Em crise de confiança com gestão do fundo, trabalhadores não querem pagar a conta do déficit de R$ 5,6 bilhões

O Estado de S.Paulo

19 Abril 2015 | 02h04

O carteiro Leonardo está assustado porque ouviu na "rádio peão" que tem uma dívida de R$ 45 mil com o fundo de pensão dos Correios, o Postalis. Ele faz contribuições para o Postalis há mais de dez anos. Todo mês, cerca de R$ 100 são descontados de seu salário. O que disseram é que se ele sair da empresa agora, terá que pagar tudo isso de uma vez.

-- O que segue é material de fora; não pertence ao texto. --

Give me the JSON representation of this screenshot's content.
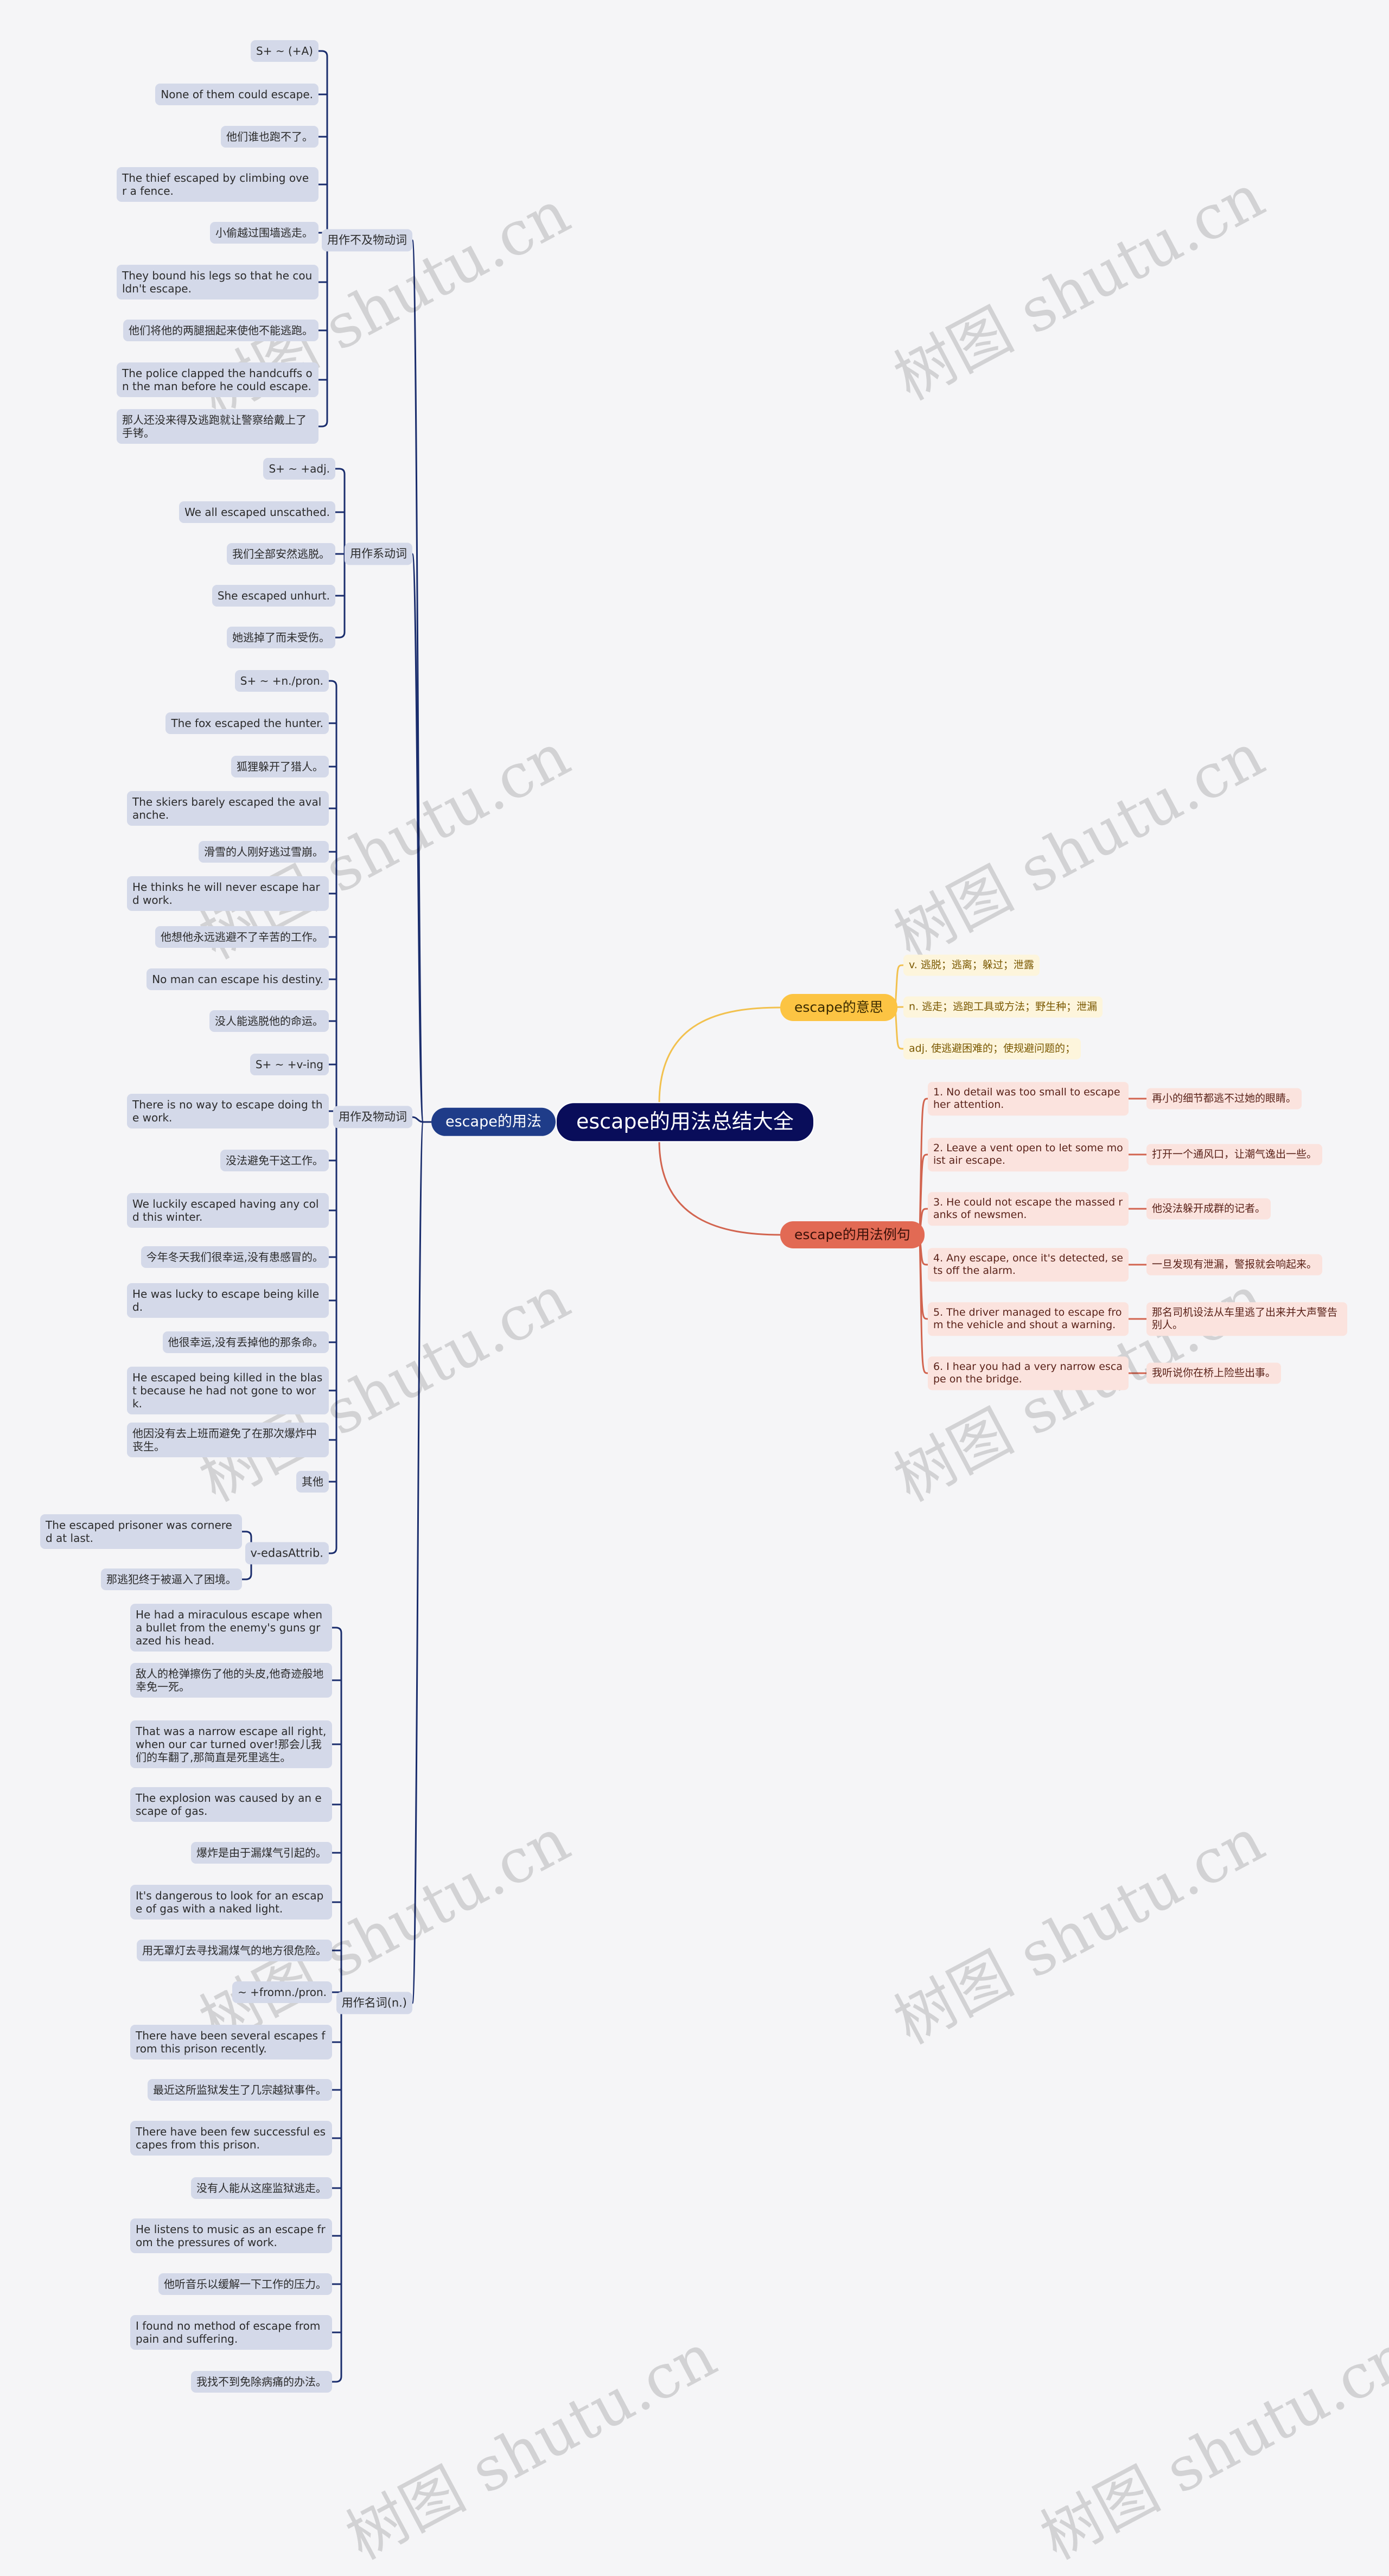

Se ficar, vai pagar em 15 anos. Já o carteiro Juarez, a dois anos de se aposentar, só sabe dizer: "eles roubam e depois é a gente que tem que pagar a conta. Por isso, tem muita gente saindo". Alguns carteiros em São Paulo já chegam a comentar que se mobilizam para entrar em greve.

Assim como Leonardo e Juarez, milhares de carteiros espalhados pelo País não entendem o que está acontecendo com o dinheiro de suas aposentadorias. O clima fica tenso porque, segundo contam, ainda foram proibidos de dar entrevistas. Nessa toada de desinformação e crise de confiança, 700 participantes já pediram o desligamento do fundo somente neste mês de abril, segundo informações do Postalis. Em março, antes da divulgação do déficit, eram pouco mais de 20 pedidos.

Além disso, 4 mil cartas foram enviadas para tentar barrar o desconto maior no salário, que virá registrado no contracheque de abril, para cobrir o déficit de R$ 5,6 bilhões registrado no fundo e que terá que ser coberto por quase 76 mil participantes, entre trabalhadores e pensionistas, e pelo Correios.

Sem efeito. O que muitos desses funcionários não sabem é que ao se desligarem do fundo não podem retirar o seu dinheiro imediatamente. O saque só pode ser feito quando deixam os Correios efetivamente. Além disso, não podem resgatar a contribuição dada pela empresa. Esse dinheiro fica no fundo e depois será dividido entre aqueles que permanecerem.

Tem mais: a carta para tentar impedir a cobrança, que estão enviando ao fundo, não tem nenhum poder legal sem um pedido efetivo de desligamento do fundo. Segundo o sindicalista e carteiro Emerson Marinho, teme-se que o fundo vá quebrar. "Para a maior parte dos participantes, o aumento da contribuição representa cerca de 7% do salário. Na média geral, será 5%", diz.

Na semana passada, a Federação Nacional dos Trabalhadores em Empresas de Correios e Telégrafos (Fentect) entrou com uma ação judicial para tentar suspender a cobrança. Além disso, segundo o secretário geral da Federação, José Rodrigues, pedem para que Previc, o órgão fiscalizador dos fundos, e o próprio Correios sejam responsabilizados pelo rombo.

Há anos o Postalis é criticado por investimentos questionáveis que colocaram em risco a carteira. Um exemplo foram os quase R$ 400 milhões aplicados em papéis da Venezuela e da Argentina, que recentemente deu um calote em sua dívida. Também investiu em bancos que quebraram, como BVA e Cruzeiro do Sul. Somente em processos na Justiça paulista são mais de R$ 1 bilhão em que a nova administração tenta reaver o dinheiro mal aplicado.

O próprio fundo diz que boa parte do déficit foi gerado por provisões para perdas com investimentos. Por isso, se questiona o papel da Previc. O diretor de fiscalização, Sérgio Bjund, diz que uma auditoria feita em 2012 no Postalis resultou em 12 autuações contra administradores. Suas conclusões foram enviadas ao Ministério Público. O déficit daquele ano fez com que a contribuição dos carteiros aumentasse em 3,94%. Outra auditoria está em andamento. O déficit acumulado terá agora um efeito de 25,98% sobre o valor da contribuição. /J.G.